Dalmia Bharat used low-cost inventory of pet coke and slag, which has helped it consume pet coke and slag purchased at old prices, and therefore the increased prices of pet coke and slag did not get reflected properly in Q2 numbers.
A reduction in lead distance from 295 km to 270 km has also helped the company reduce freight costs.
GST implementation and reduction in lead distance helped the firm cut freight costs during the quarter gone by. The company expects logistics cost to come down by 3-5 per cent soon.
Analysts are positive on the stock. Nirmal Bang says the stock can touch Rs 3,423 in the coming months; Motilal Oswal sees it at Rs 3,517.
The company has also improved productivity of its kiln by 9 per cent YoY and reduced power consumption by 1 per cent. Company management says if diesel prices continue at current level, they will cut raw material costs by 3-4 per cent.
These measures helped the firm control operating costs during the July-September quarter. During the quarter, Dalmia Bharat repaid loans worth Rs 180 crore.
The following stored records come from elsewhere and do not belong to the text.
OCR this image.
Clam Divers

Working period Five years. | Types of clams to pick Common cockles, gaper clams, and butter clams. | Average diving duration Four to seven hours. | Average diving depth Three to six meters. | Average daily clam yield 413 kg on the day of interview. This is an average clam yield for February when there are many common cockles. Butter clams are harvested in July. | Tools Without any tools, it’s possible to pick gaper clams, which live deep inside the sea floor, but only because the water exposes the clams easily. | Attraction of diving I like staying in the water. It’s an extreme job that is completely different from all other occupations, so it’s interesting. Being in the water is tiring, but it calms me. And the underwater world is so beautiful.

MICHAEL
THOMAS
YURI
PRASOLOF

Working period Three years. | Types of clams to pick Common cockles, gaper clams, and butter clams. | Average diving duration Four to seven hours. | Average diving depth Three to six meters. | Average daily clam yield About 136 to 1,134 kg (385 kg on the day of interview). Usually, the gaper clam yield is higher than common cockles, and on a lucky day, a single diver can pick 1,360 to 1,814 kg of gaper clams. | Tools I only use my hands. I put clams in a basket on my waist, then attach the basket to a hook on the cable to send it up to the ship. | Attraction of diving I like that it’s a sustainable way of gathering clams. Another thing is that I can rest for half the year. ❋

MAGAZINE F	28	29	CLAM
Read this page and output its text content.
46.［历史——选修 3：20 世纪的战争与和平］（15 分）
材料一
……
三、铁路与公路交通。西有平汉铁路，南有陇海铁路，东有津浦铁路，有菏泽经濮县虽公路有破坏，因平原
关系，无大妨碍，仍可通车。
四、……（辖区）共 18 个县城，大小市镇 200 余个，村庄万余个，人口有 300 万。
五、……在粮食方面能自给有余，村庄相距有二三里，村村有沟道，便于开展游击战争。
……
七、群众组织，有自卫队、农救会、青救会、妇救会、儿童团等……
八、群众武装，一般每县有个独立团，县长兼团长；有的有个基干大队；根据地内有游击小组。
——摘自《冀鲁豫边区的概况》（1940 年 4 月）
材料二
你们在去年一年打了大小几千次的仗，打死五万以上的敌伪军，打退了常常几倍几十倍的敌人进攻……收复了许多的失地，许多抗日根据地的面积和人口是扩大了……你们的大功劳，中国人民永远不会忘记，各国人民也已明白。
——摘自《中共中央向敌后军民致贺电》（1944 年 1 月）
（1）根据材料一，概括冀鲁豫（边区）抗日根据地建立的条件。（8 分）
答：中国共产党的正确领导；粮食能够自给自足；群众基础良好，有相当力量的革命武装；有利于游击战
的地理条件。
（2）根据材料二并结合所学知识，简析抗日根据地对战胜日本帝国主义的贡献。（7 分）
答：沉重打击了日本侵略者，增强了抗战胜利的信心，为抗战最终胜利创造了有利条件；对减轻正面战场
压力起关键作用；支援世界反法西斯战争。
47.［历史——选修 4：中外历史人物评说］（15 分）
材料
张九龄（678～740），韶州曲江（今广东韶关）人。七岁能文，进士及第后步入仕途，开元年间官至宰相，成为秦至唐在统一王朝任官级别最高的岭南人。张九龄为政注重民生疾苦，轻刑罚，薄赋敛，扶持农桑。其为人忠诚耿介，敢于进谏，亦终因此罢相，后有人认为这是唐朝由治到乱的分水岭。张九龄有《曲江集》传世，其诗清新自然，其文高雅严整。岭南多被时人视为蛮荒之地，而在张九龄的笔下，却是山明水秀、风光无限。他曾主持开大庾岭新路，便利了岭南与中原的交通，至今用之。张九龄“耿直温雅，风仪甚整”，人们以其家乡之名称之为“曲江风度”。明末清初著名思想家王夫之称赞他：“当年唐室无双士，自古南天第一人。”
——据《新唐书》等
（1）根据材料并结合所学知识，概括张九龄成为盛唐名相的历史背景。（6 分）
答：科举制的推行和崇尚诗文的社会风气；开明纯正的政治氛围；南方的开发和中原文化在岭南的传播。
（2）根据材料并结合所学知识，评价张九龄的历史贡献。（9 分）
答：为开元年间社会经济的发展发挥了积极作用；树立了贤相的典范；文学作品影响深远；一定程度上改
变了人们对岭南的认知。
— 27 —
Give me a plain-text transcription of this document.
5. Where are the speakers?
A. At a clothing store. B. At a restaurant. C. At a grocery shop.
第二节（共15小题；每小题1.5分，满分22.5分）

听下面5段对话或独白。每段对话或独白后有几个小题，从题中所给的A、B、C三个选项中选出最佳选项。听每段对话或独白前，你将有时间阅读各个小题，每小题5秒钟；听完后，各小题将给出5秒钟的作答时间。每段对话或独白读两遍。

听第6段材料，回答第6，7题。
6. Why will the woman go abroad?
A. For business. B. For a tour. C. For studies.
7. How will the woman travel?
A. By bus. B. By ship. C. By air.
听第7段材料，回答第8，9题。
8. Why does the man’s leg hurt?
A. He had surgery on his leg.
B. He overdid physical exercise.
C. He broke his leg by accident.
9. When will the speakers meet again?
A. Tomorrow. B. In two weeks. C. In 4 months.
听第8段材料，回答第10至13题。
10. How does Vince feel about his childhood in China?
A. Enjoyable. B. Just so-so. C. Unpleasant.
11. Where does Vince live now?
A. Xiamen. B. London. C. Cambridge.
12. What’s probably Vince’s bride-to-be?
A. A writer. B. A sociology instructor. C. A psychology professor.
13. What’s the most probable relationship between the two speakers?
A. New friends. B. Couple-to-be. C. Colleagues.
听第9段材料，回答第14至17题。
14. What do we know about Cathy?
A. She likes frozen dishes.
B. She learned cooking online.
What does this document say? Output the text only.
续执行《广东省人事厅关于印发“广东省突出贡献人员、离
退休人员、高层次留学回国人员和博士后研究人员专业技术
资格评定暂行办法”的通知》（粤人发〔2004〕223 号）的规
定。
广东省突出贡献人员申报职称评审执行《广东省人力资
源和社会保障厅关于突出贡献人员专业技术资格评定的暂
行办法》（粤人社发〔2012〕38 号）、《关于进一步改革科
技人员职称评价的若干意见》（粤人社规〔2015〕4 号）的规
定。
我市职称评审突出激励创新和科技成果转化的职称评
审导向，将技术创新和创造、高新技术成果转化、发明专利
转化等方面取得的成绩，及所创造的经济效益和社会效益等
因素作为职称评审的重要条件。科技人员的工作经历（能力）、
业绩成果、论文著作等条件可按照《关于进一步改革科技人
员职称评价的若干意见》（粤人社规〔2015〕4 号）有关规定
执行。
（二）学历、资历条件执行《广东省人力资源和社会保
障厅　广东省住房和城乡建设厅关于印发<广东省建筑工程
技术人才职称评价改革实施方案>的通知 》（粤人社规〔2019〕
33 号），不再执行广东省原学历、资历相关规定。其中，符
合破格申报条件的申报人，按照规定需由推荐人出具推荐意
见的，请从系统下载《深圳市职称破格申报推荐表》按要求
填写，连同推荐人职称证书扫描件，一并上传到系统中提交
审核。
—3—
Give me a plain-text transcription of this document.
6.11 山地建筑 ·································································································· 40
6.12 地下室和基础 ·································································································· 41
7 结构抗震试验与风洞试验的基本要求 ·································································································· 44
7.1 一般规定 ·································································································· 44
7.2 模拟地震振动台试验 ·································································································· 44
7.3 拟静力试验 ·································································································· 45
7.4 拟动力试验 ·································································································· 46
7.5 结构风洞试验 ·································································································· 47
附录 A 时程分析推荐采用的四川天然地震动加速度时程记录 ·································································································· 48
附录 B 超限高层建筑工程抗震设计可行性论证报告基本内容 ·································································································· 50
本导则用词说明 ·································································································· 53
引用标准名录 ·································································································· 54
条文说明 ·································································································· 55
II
The cost of debt has come down from 8.3 per cent to 8.1 per cent.
Motilal Oswal believes net debt reduction of around Rs 750 crore and Rs 965 crore in FY17 and H1FY18 will continue into FY19 and its net debt-to-Ebitda ratio will fall below 1.5 times in FY19 from 2.8 times in FY17.
The brokerage believes operating cash flow is likely to improve strongly, led by improvement in margins on the back of its cost-efficiency programme and improvement in realisations by way of higher premium sales.
The merger of OCL India with itself will offer synergy benefits, which could further improve the company’s cash flow in FY19.
“Dalmia Bharat says cement demand in key regions like Andhra Pradesh and Telangana is likely to grow 15-18 per cent, while in Tamil Nadu a quick resolution of the sand mining problem will help increase demand. In Karnataka and Maharashtra, the company expects around 6 per cent demand growth and in north-east region 3-4 per cent,” said Nirmal Bang Securities.
There are also expectations that cement demand will rise on various government schemes such as low-cost housing, rural roads building, irrigation projects and the recently-announced Bharatmala project.
“We expect Dalmia Cement’s valuation multiple to catch up with its largecap peers, given its improving balance sheet and 43 per cent earnings growth CAGR over FY17-20,” said Motilal Oswal.